Just over a decade later the NFL legally challenged efforts by the state of New Jersey to legalize sports gambling. Commissioner Roger Goodell, responding to a question concerning his belief that gambling could do irreparable harm to the NFL told state attorney William Wegner, “It's a very strongly held view in the NFL, it has been for decades, that the threat that gambling could occur in the NFL or fixing of games or that any outcome could be influenced by the outside could be very damaging to the NFL and very difficult to ever recover from. That's why we take the positions that we do with our policies and education and make sure that people understand that we'll enforce it vigorously."
Fast-forward to this week when the Miami Dolphins and Tampa Bay Buccaneers urged their fans to support a bill legalizing sports wagering in Florida at a time when several owners are investors in fantasy sports gaming sites FanDuel and Draft King and the Oakland Raiders are in the process of moving to Las Vegas, the gambling mecca of America, with the blessing of Goodell and all NFL owners.

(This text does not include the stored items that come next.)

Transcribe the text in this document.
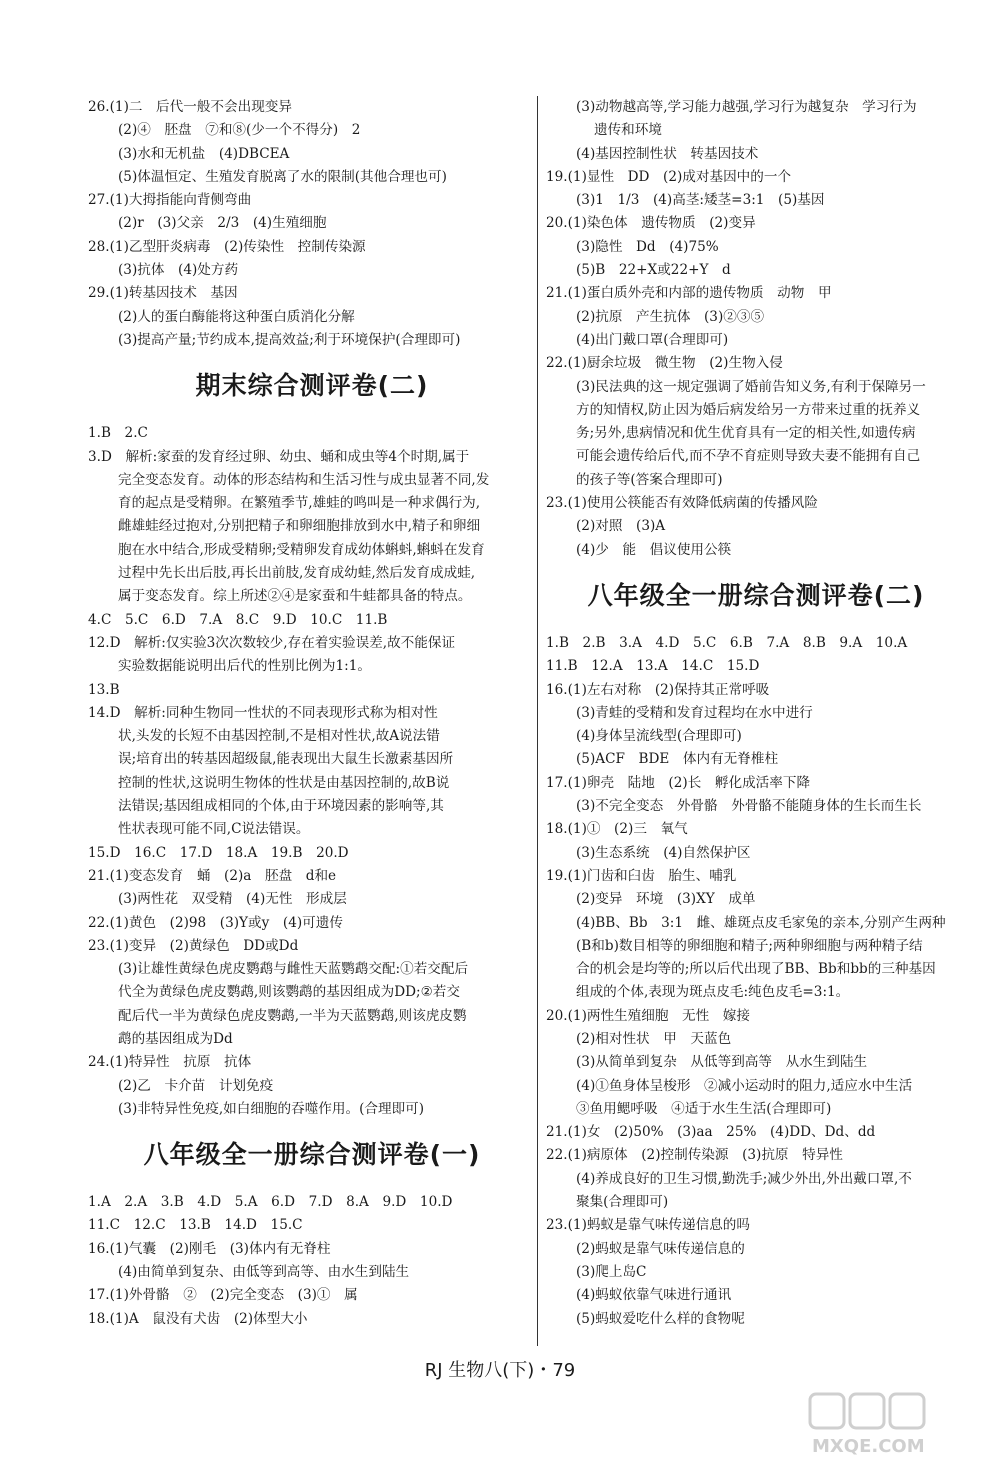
26.(1)二　后代一般不会出现变异
(2)④　胚盘　⑦和⑧(少一个不得分)　2
(3)水和无机盐　(4)DBCEA
(5)体温恒定、生殖发育脱离了水的限制(其他合理也可)
27.(1)大拇指能向背侧弯曲
(2)r　(3)父亲　2/3　(4)生殖细胞
28.(1)乙型肝炎病毒　(2)传染性　控制传染源
(3)抗体　(4)处方药
29.(1)转基因技术　基因
(2)人的蛋白酶能将这种蛋白质消化分解
(3)提高产量;节约成本,提高效益;利于环境保护(合理即可)
期末综合测评卷(二)
1.B　2.C
3.D　解析:家蚕的发育经过卵、幼虫、蛹和成虫等4个时期,属于
完全变态发育。动体的形态结构和生活习性与成虫显著不同,发
育的起点是受精卵。在繁殖季节,雄蛙的鸣叫是一种求偶行为,
雌雄蛙经过抱对,分别把精子和卵细胞排放到水中,精子和卵细
胞在水中结合,形成受精卵;受精卵发育成幼体蝌蚪,蝌蚪在发育
过程中先长出后肢,再长出前肢,发育成幼蛙,然后发育成成蛙,
属于变态发育。综上所述②④是家蚕和牛蛙都具备的特点。
4.C　5.C　6.D　7.A　8.C　9.D　10.C　11.B
12.D　解析:仅实验3次次数较少,存在着实验误差,故不能保证
实验数据能说明出后代的性别比例为1:1。
13.B
14.D　解析:同种生物同一性状的不同表现形式称为相对性
状,头发的长短不由基因控制,不是相对性状,故A说法错
误;培育出的转基因超级鼠,能表现出大鼠生长激素基因所
控制的性状,这说明生物体的性状是由基因控制的,故B说
法错误;基因组成相同的个体,由于环境因素的影响等,其
性状表现可能不同,C说法错误。
15.D　16.C　17.D　18.A　19.B　20.D
21.(1)变态发育　蛹　(2)a　胚盘　d和e
(3)两性花　双受精　(4)无性　形成层
22.(1)黄色　(2)98　(3)Y或y　(4)可遗传
23.(1)变异　(2)黄绿色　DD或Dd
(3)让雄性黄绿色虎皮鹦鹉与雌性天蓝鹦鹉交配:①若交配后
代全为黄绿色虎皮鹦鹉,则该鹦鹉的基因组成为DD;②若交
配后代一半为黄绿色虎皮鹦鹉,一半为天蓝鹦鹉,则该虎皮鹦
鹉的基因组成为Dd
24.(1)特异性　抗原　抗体
(2)乙　卡介苗　计划免疫
(3)非特异性免疫,如白细胞的吞噬作用。(合理即可)
八年级全一册综合测评卷(一)
1.A　2.A　3.B　4.D　5.A　6.D　7.D　8.A　9.D　10.D
11.C　12.C　13.B　14.D　15.C
16.(1)气囊　(2)刚毛　(3)体内有无脊柱
(4)由简单到复杂、由低等到高等、由水生到陆生
17.(1)外骨骼　②　(2)完全变态　(3)①　属
18.(1)A　鼠没有犬齿　(2)体型大小
(3)动物越高等,学习能力越强,学习行为越复杂　学习行为
遗传和环境
(4)基因控制性状　转基因技术
19.(1)显性　DD　(2)成对基因中的一个
(3)1　1/3　(4)高茎:矮茎=3:1　(5)基因
20.(1)染色体　遗传物质　(2)变异
(3)隐性　Dd　(4)75%
(5)B　22+X或22+Y　d
21.(1)蛋白质外壳和内部的遗传物质　动物　甲
(2)抗原　产生抗体　(3)②③⑤
(4)出门戴口罩(合理即可)
22.(1)厨余垃圾　微生物　(2)生物入侵
(3)民法典的这一规定强调了婚前告知义务,有利于保障另一
方的知情权,防止因为婚后病发给另一方带来过重的抚养义
务;另外,患病情况和优生优育具有一定的相关性,如遗传病
可能会遗传给后代,而不孕不育症则导致夫妻不能拥有自己
的孩子等(答案合理即可)
23.(1)使用公筷能否有效降低病菌的传播风险
(2)对照　(3)A
(4)少　能　倡议使用公筷
八年级全一册综合测评卷(二)
1.B　2.B　3.A　4.D　5.C　6.B　7.A　8.B　9.A　10.A
11.B　12.A　13.A　14.C　15.D
16.(1)左右对称　(2)保持其正常呼吸
(3)青蛙的受精和发育过程均在水中进行
(4)身体呈流线型(合理即可)
(5)ACF　BDE　体内有无脊椎柱
17.(1)卵壳　陆地　(2)长　孵化成活率下降
(3)不完全变态　外骨骼　外骨骼不能随身体的生长而生长
18.(1)①　(2)三　氧气
(3)生态系统　(4)自然保护区
19.(1)门齿和臼齿　胎生、哺乳
(2)变异　环境　(3)XY　成单
(4)BB、Bb　3:1　雌、雄斑点皮毛家兔的亲本,分别产生两种
(B和b)数目相等的卵细胞和精子;两种卵细胞与两种精子结
合的机会是均等的;所以后代出现了BB、Bb和bb的三种基因
组成的个体,表现为斑点皮毛:纯色皮毛=3:1。
20.(1)两性生殖细胞　无性　嫁接
(2)相对性状　甲　天蓝色
(3)从简单到复杂　从低等到高等　从水生到陆生
(4)①鱼身体呈梭形　②减小运动时的阻力,适应水中生活
③鱼用鳃呼吸　④适于水生生活(合理即可)
21.(1)女　(2)50%　(3)aa　25%　(4)DD、Dd、dd
22.(1)病原体　(2)控制传染源　(3)抗原　特异性
(4)养成良好的卫生习惯,勤洗手;减少外出,外出戴口罩,不
聚集(合理即可)
23.(1)蚂蚁是靠气味传递信息的吗
(2)蚂蚁是靠气味传递信息的
(3)爬上岛C
(4)蚂蚁依靠气味进行通讯
(5)蚂蚁爱吃什么样的食物呢
RJ 生物八(下)・79
MXQE.COM
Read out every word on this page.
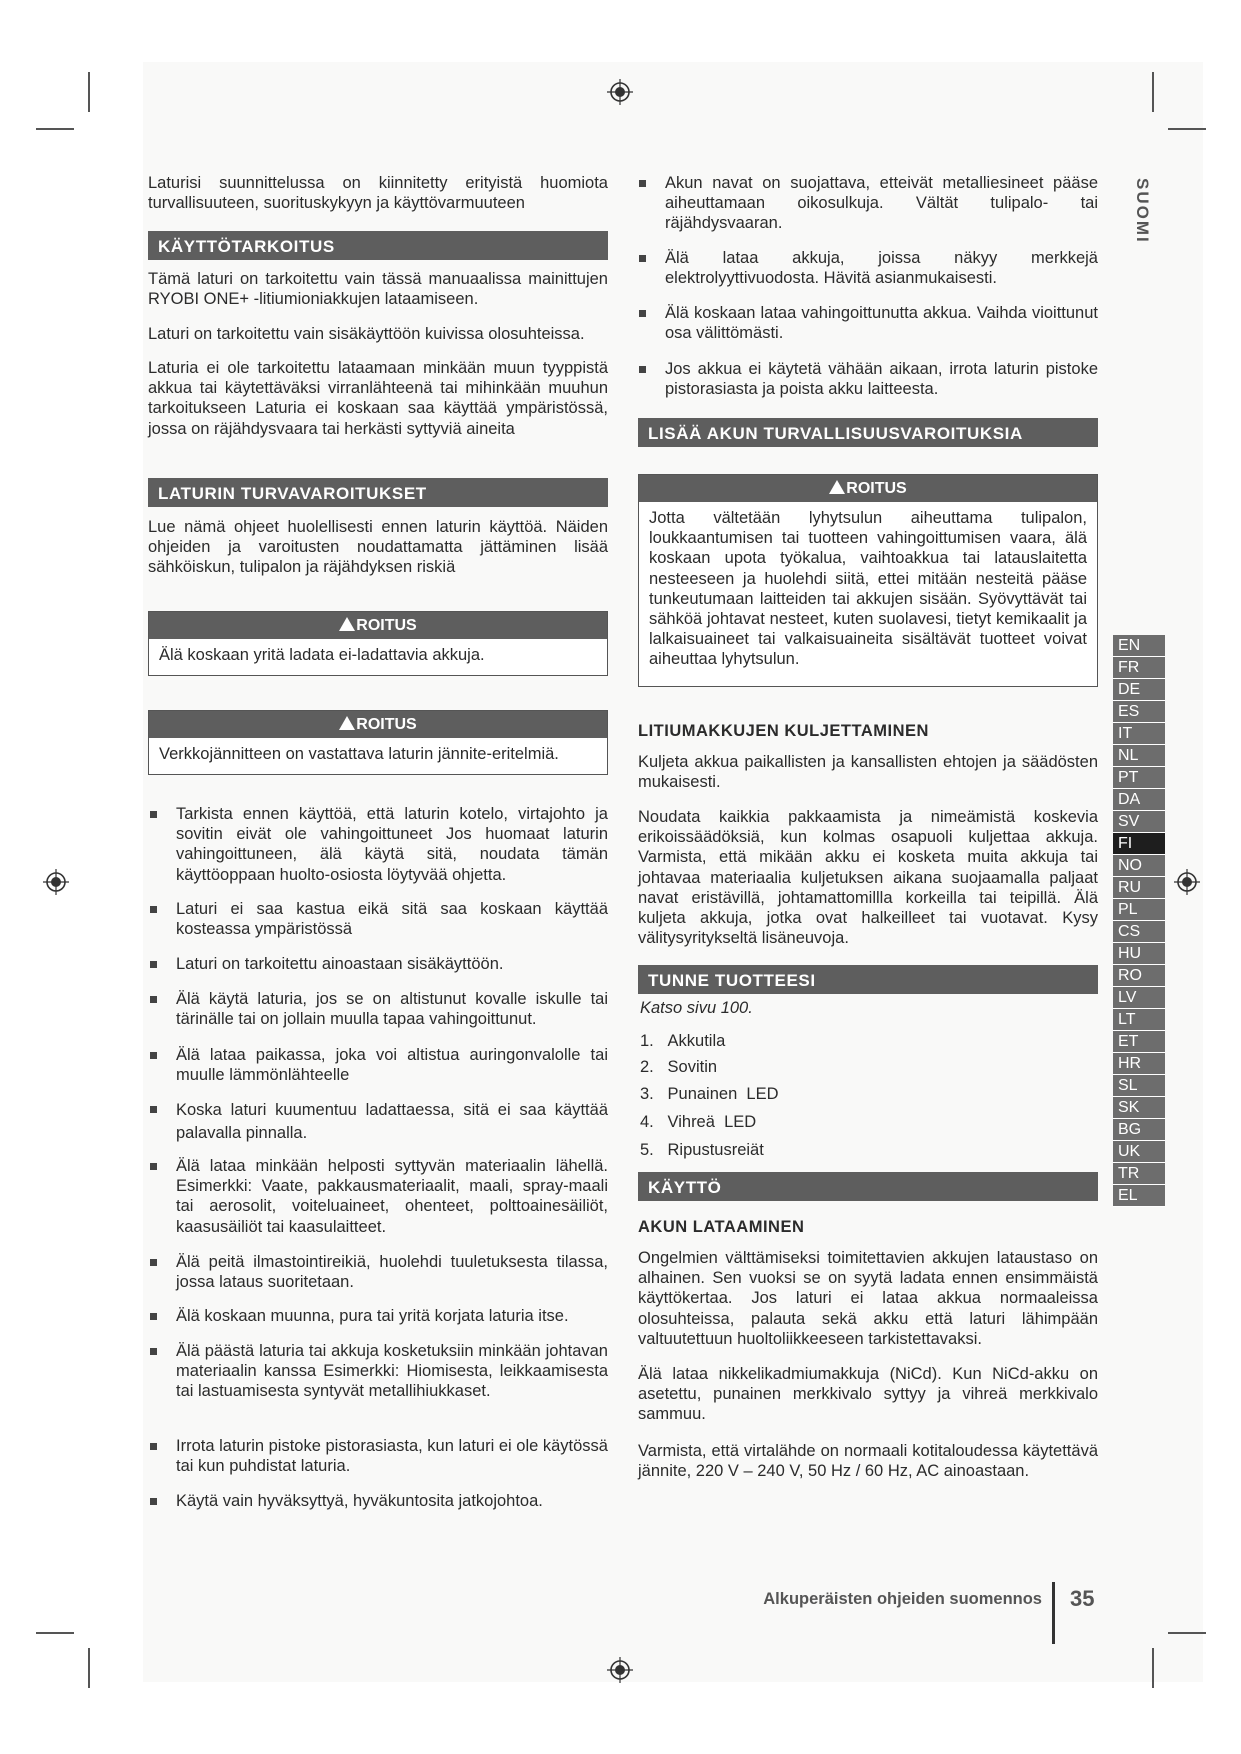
SUOMI

Laturisi suunnittelussa on kiinnitetty erityistä huomiota turvallisuuteen, suorituskykyyn ja käyttövarmuuteen

KÄYTTÖTARKOITUS

Tämä laturi on tarkoitettu vain tässä manuaalissa mainittujen RYOBI ONE+ -litiumioniakkujen lataamiseen.

Laturi on tarkoitettu vain sisäkäyttöön kuivissa olosuhteissa.

Laturia ei ole tarkoitettu lataamaan minkään muun tyyppistä akkua tai käytettäväksi virranlähteenä tai mihinkään muuhun tarkoitukseen Laturia ei koskaan saa käyttää ympäristössä, jossa on räjähdysvaara tai herkästi syttyviä aineita

LATURIN TURVAVAROITUKSET

Lue nämä ohjeet huolellisesti ennen laturin käyttöä. Näiden ohjeiden ja varoitusten noudattamatta jättäminen lisää sähköiskun, tulipalon ja räjähdyksen riskiä

ROITUS
Älä koskaan yritä ladata ei-ladattavia akkuja.
ROITUS
Verkkojännitteen on vastattava laturin jännite-eritelmiä.
Tarkista ennen käyttöä, että laturin kotelo, virtajohto ja sovitin eivät ole vahingoittuneet Jos huomaat laturin vahingoittuneen, älä käytä sitä, noudata tämän käyttöoppaan huolto-osiosta löytyvää ohjetta.
Laturi ei saa kastua eikä sitä saa koskaan käyttää kosteassa ympäristössä
Laturi on tarkoitettu ainoastaan sisäkäyttöön.
Älä käytä laturia, jos se on altistunut kovalle iskulle tai tärinälle tai on jollain muulla tapaa vahingoittunut.
Älä lataa paikassa, joka voi altistua auringonvalolle tai muulle lämmönlähteelle
Koska laturi kuumentuu ladattaessa, sitä ei saa käyttää palavalla pinnalla.
Älä lataa minkään helposti syttyvän materiaalin lähellä. Esimerkki: Vaate, pakkausmateriaalit, maali, spray-maali tai aerosolit, voiteluaineet, ohenteet, polttoainesäiliöt, kaasusäiliöt tai kaasulaitteet.
Älä peitä ilmastointireikiä, huolehdi tuuletuksesta tilassa, jossa lataus suoritetaan.
Älä koskaan muunna, pura tai yritä korjata laturia itse.
Älä päästä laturia tai akkuja kosketuksiin minkään johtavan materiaalin kanssa Esimerkki: Hiomisesta, leikkaamisesta tai lastuamisesta syntyvät metallihiukkaset.
Irrota laturin pistoke pistorasiasta, kun laturi ei ole käytössä tai kun puhdistat laturia.
Käytä vain hyväksyttyä, hyväkuntosita jatkojohtoa.
Akun navat on suojattava, etteivät metalliesineet pääse aiheuttamaan oikosulkuja. Vältät tulipalo- tai räjähdysvaaran.
Älä lataa akkuja, joissa näkyy merkkejä elektrolyyttivuodosta. Hävitä asianmukaisesti.
Älä koskaan lataa vahingoittunutta akkua. Vaihda vioittunut osa välittömästi.
Jos akkua ei käytetä vähään aikaan, irrota laturin pistoke pistorasiasta ja poista akku laitteesta.
LISÄÄ AKUN TURVALLISUUSVAROITUKSIA
ROITUS
Jotta vältetään lyhytsulun aiheuttama tulipalon, loukkaantumisen tai tuotteen vahingoittumisen vaara, älä koskaan upota työkalua, vaihtoakkua tai latauslaitetta nesteeseen ja huolehdi siitä, ettei mitään nesteitä pääse tunkeutumaan laitteiden tai akkujen sisään. Syövyttävät tai sähköä johtavat nesteet, kuten suolavesi, tietyt kemikaalit ja lalkaisuaineet tai valkaisuaineita sisältävät tuotteet voivat aiheuttaa lyhytsulun.
LITIUMAKKUJEN KULJETTAMINEN

Kuljeta akkua paikallisten ja kansallisten ehtojen ja säädösten mukaisesti.

Noudata kaikkia pakkaamista ja nimeämistä koskevia erikoissäädöksiä, kun kolmas osapuoli kuljettaa akkuja. Varmista, että mikään akku ei kosketa muita akkuja tai johtavaa materiaalia kuljetuksen aikana suojaamalla paljaat navat eristävillä, johtamattomillla korkeilla tai teipillä. Älä kuljeta akkuja, jotka ovat halkeilleet tai vuotavat. Kysy välitysyritykseltä lisäneuvoja.

TUNNE TUOTTEESI
Katso sivu 100.
1.   Akkutila
2.   Sovitin
3.   Punainen  LED
4.   Vihreä  LED
5.   Ripustusreiät
KÄYTTÖ
AKUN LATAAMINEN

Ongelmien välttämiseksi toimitettavien akkujen lataustaso on alhainen. Sen vuoksi se on syytä ladata ennen ensimmäistä käyttökertaa. Jos laturi ei lataa akkua normaaleissa olosuhteissa, palauta sekä akku että laturi lähimpään valtuutettuun huoltoliikkeeseen tarkistettavaksi.

Älä lataa nikkelikadmiumakkuja (NiCd). Kun NiCd-akku on asetettu, punainen merkkivalo syttyy ja vihreä merkkivalo sammuu.

Varmista, että virtalähde on normaali kotitaloudessa käytettävä jännite, 220 V – 240 V, 50 Hz / 60 Hz, AC ainoastaan.

EN
FR
DE
ES
IT
NL
PT
DA
SV
FI
NO
RU
PL
CS
HU
RO
LV
LT
ET
HR
SL
SK
BG
UK
TR
EL
Alkuperäisten ohjeiden suomennos 35
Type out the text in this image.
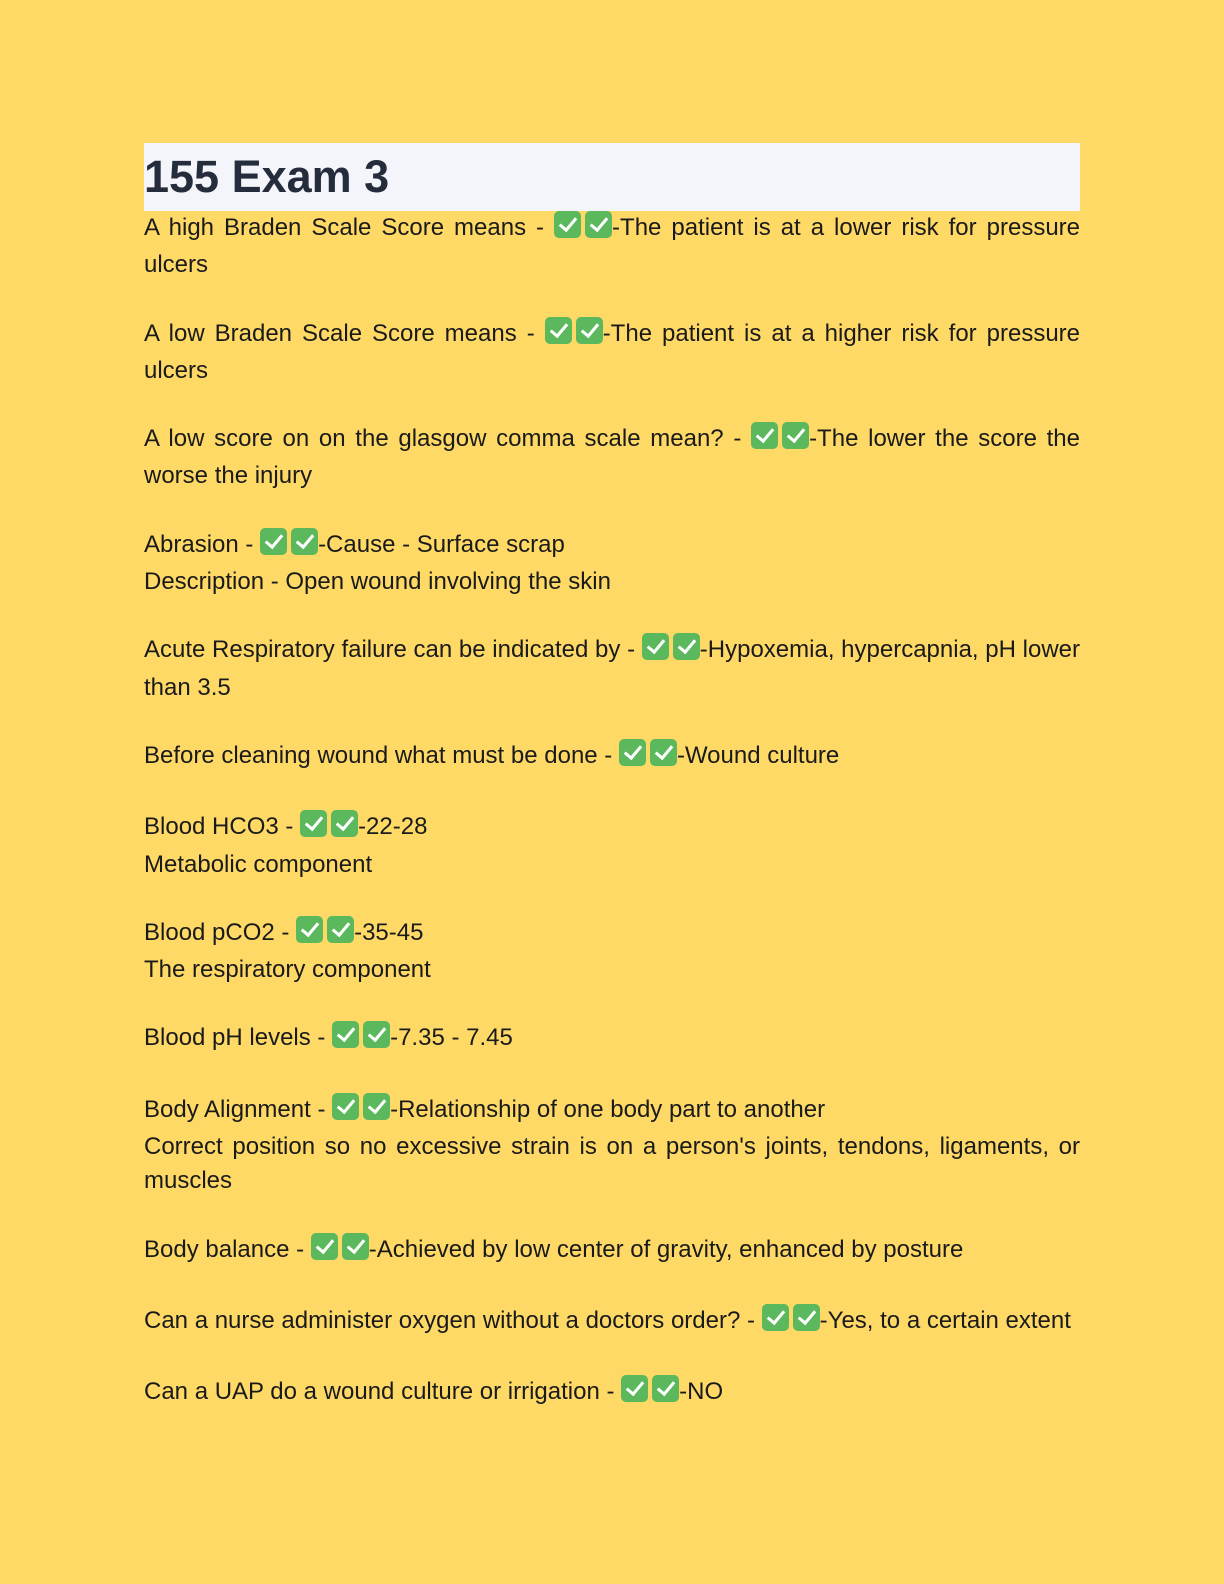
155 Exam 3

A high Braden Scale Score means -	-The patient is at a lower risk for pressure ulcers

A low Braden Scale Score means -	-The patient is at a higher risk for pressure ulcers

A low score on on the glasgow comma scale mean? -	-The lower the score the worse the injury

Abrasion -	-Cause - Surface scrap

Description - Open wound involving the skin

Acute Respiratory failure can be indicated by -	-Hypoxemia, hypercapnia, pH lower than 3.5

Before cleaning wound what must be done -	-Wound culture

Blood HCO3 -	-22-28

Metabolic component

Blood pCO2 -	-35-45

The respiratory component

Blood pH levels -	-7.35 - 7.45

Body Alignment -	-Relationship of one body part to another

Correct position so no excessive strain is on a person's joints, tendons, ligaments, or muscles

Body balance -	-Achieved by low center of gravity, enhanced by posture

Can a nurse administer oxygen without a doctors order? -	-Yes, to a certain extent

Can a UAP do a wound culture or irrigation -	-NO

The Dolphins and Buccaneers both encouraged their fans to protect their right to legally bet on sports by voting no on an amendment to the Florida constitution aimed at increasing the threshold required to expand gambling, including sports betting, in the state. Amendment 3 would have stripped the legislature of the power to expand gambling and instead would require a voter referendum. Opponents believed this would potentially close the door on legalized sports betting in Florida.
Ironically, FanDuel and Draft Kings both opposed the amendment for their own business reasons but the bottom line is the NFL, as with its peers in other sports, have now climbed aboard with something Bell, Rozelle and Tagliabue believed posed a potential threat to their game because they knew the game is only one scandal away from people questioning whether the outcomes are on the up.
One or two point shaving scandals or worse and the NFL will be on its way to becoming the WWE, the wrestling conglomerate that most everyone knows has pre-arranged outcomes.
The NFL has been a staunch opponent of sports betting for decades but recently adjusted its policies after the United Sports Supreme Court struck down a federal statute in May that opened a path for states to authorize legal sports betting. Since the ruling, sportsbooks have opened in Delaware, Mississippi, New Jersey, New Mexico and West Virginia and it won’t be long before they are all over the country. That being the case, it seems the NFL has decided maybe it’s not so dangerous after all as long as they get a cut of the revenue, which they will.
The Raiders are headed to Vegas. The Ravens, Cowboy, Raiders and Jets have announced partnerships with casinos and other gaming operators. The Cowboys and Patriots are investors in fantasy gaming sites. In pursuit of th almighty dollar, the NFL has gone all in on gambling after decades of acknowledging its potential to threaten the game’s credibility.
Is the NFL making a deal with the devil that may lead to a fulfillment of the great fears long held by Bert Bell, Pete Rozelle, Paul Tagliabue and, until recently, Roger Goodell? No one can say for sure but casinos everywhere post 1-800 numbers about where to seek help for addiction to gambling. One wonders if it’s time NFL owners and league power brokers call it.